La prensa estatal es la principal responsable de las calamidades que se abaten sobre la antigua Familia Real. Su papanatismo servil –«pacto tácito», en castizo– hacia La Zarzuela ha creado el clima óptimo para los escándalos destapados a lo largo del último año. Toda institución no escrutada se corrompe inevitablemente. Los porteadores del botafumeiro no actuaban con conciencia de Estado, sino a cambio de una caricia regia en el lomo. De repente, se apean de su defensa encarnizada del oscurantismo palaciego, para solicitar a gritos que se impute a la infanta Cristina en la causa que afecta a su marido. Peor todavía, cargan por aparente trato de favor contra el único juez que ha tenido el coraje de destapar una trama apestosa. Sospechoso, como mínimo.

Cada vez que leo que hay que imputar a Cristina, me fijo cuidadosamente en quién lo dice.
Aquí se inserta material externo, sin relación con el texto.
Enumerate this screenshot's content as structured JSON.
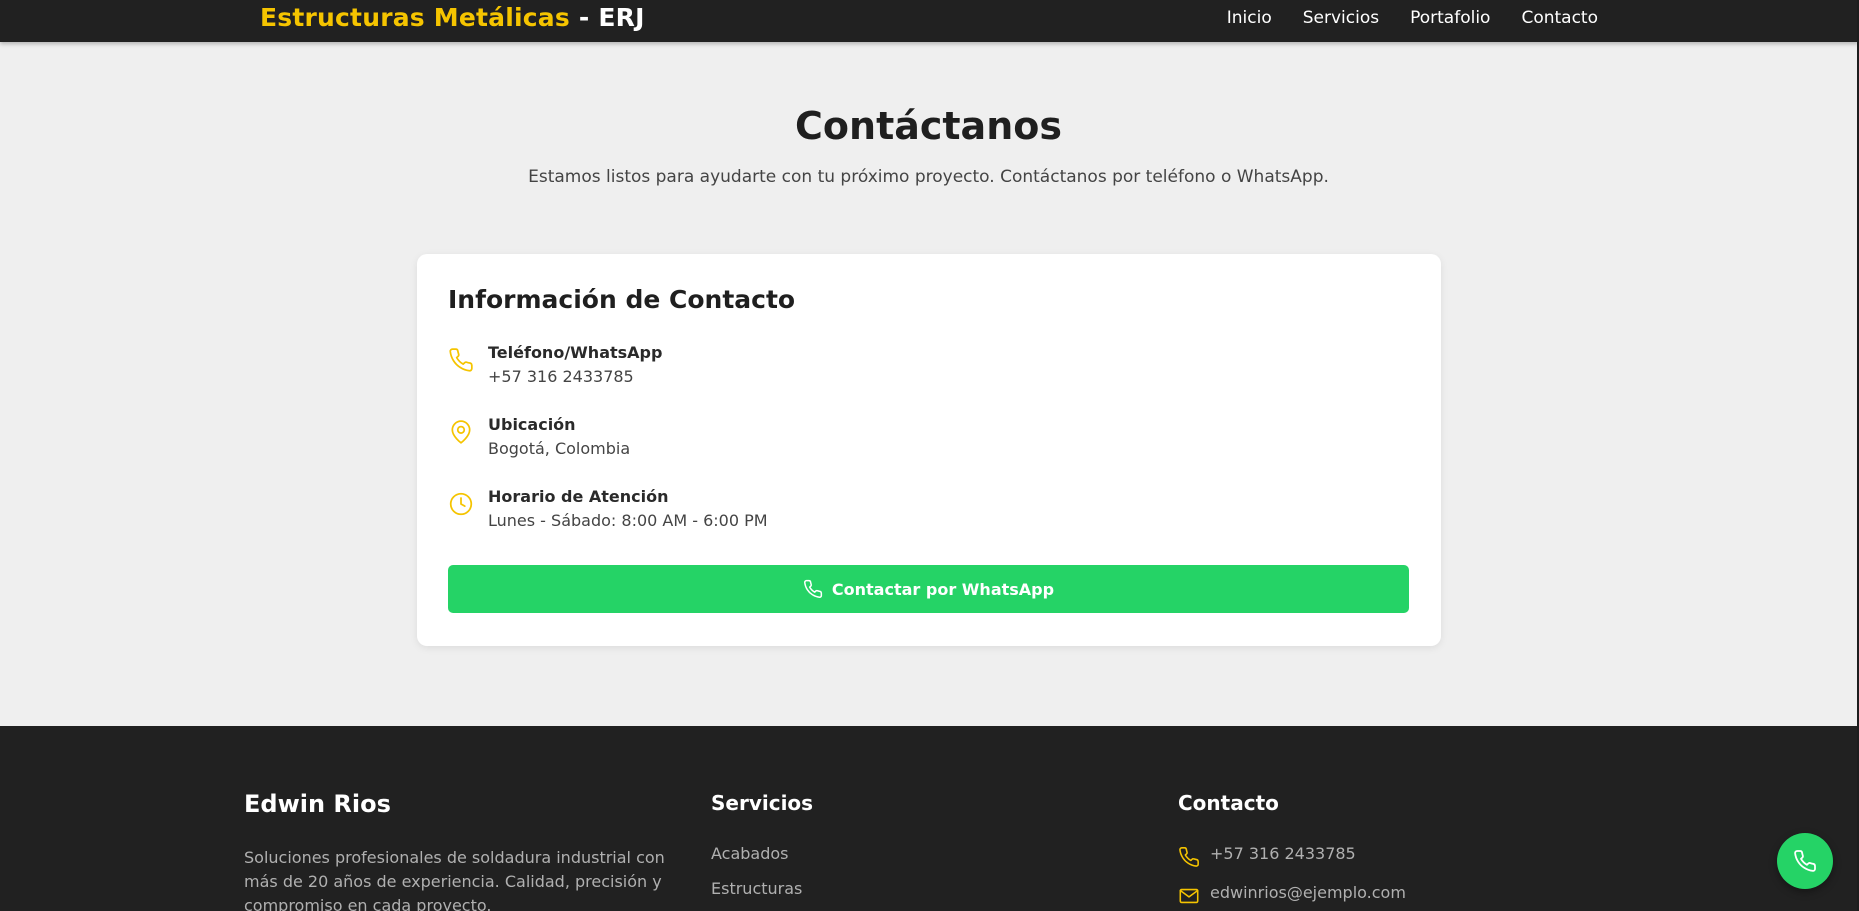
{
  "header": {
    "brand_primary": "Estructuras Metálicas",
    "brand_secondary": " - ERJ",
    "nav": [
      "Inicio",
      "Servicios",
      "Portafolio",
      "Contacto"
    ]
  },
  "hero": {
    "title": "Contáctanos",
    "subtitle": "Estamos listos para ayudarte con tu próximo proyecto. Contáctanos por teléfono o WhatsApp."
  },
  "contact_card": {
    "title": "Información de Contacto",
    "items": [
      {
        "icon": "phone-icon",
        "label": "Teléfono/WhatsApp",
        "value": "+57 316 2433785"
      },
      {
        "icon": "location-pin-icon",
        "label": "Ubicación",
        "value": "Bogotá, Colombia"
      },
      {
        "icon": "clock-icon",
        "label": "Horario de Atención",
        "value": "Lunes - Sábado: 8:00 AM - 6:00 PM"
      }
    ],
    "button_label": "Contactar por WhatsApp"
  },
  "footer": {
    "about": {
      "name": "Edwin Rios",
      "description": "Soluciones profesionales de soldadura industrial con más de 20 años de experiencia. Calidad, precisión y compromiso en cada proyecto."
    },
    "services": {
      "heading": "Servicios",
      "links": [
        "Acabados",
        "Estructuras"
      ]
    },
    "contact": {
      "heading": "Contacto",
      "phone": "+57 316 2433785",
      "email": "edwinrios@ejemplo.com"
    }
  },
  "colors": {
    "accent": "#f5c400",
    "whatsapp_green": "#25d366",
    "dark": "#212121",
    "page_bg": "#efefef"
  }
}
El arrebato justiciero surge no sólo de los enterradores de los escándalos de Urdangarin mientras se producían. Procede asimismo de quienes camuflaron el evidente destierro de los duques de Palma a Washington, aquel cordón sanitario establecido por La Zarzuela cuando no sólo presuponía que estaba al margen de la ley, sino que la administraba. Los ocultistas ofrecen ahora lecciones de integridad, y consideran que la justicia flaquea si no se imputa a la Familia en pleno.
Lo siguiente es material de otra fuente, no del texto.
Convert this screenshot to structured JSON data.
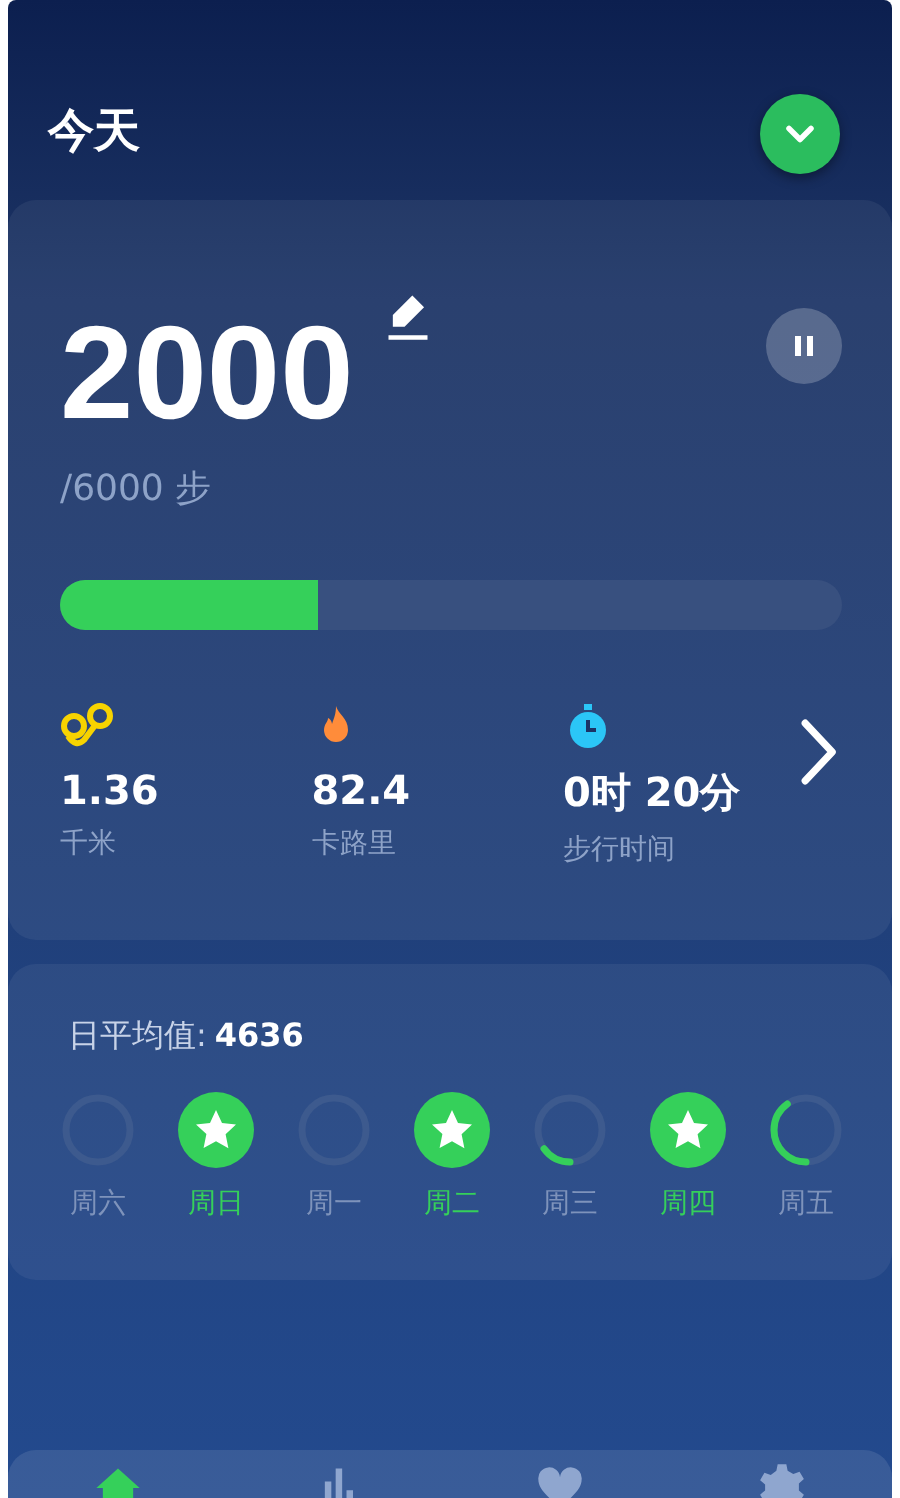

Cada capítulo del caso Urdangarin ensombrece su figura hasta los límites de la náusea, y obliga a preguntar qué papel jugaban los inquisidores durante aquellos años. Uno y otros han lesionado irreversiblemente a la monarquía, que nunca se desprenderá de este escándalo económico. Los ávidos por la imputación de la Infanta persiguen a menudo que el caso implosione antes de llegar a juicio. O peor, movilizar a magistrados mucho menos conscientes de sus obligaciones que el humilde juez de instrucción que ha enfrentado al Estado con sus vergüenzas. Bajo la capa de la exigencia escrupulosa, desean anular la investigación, con un escarmiento de propina. ¿Su premio? Otra caricia en el lomo.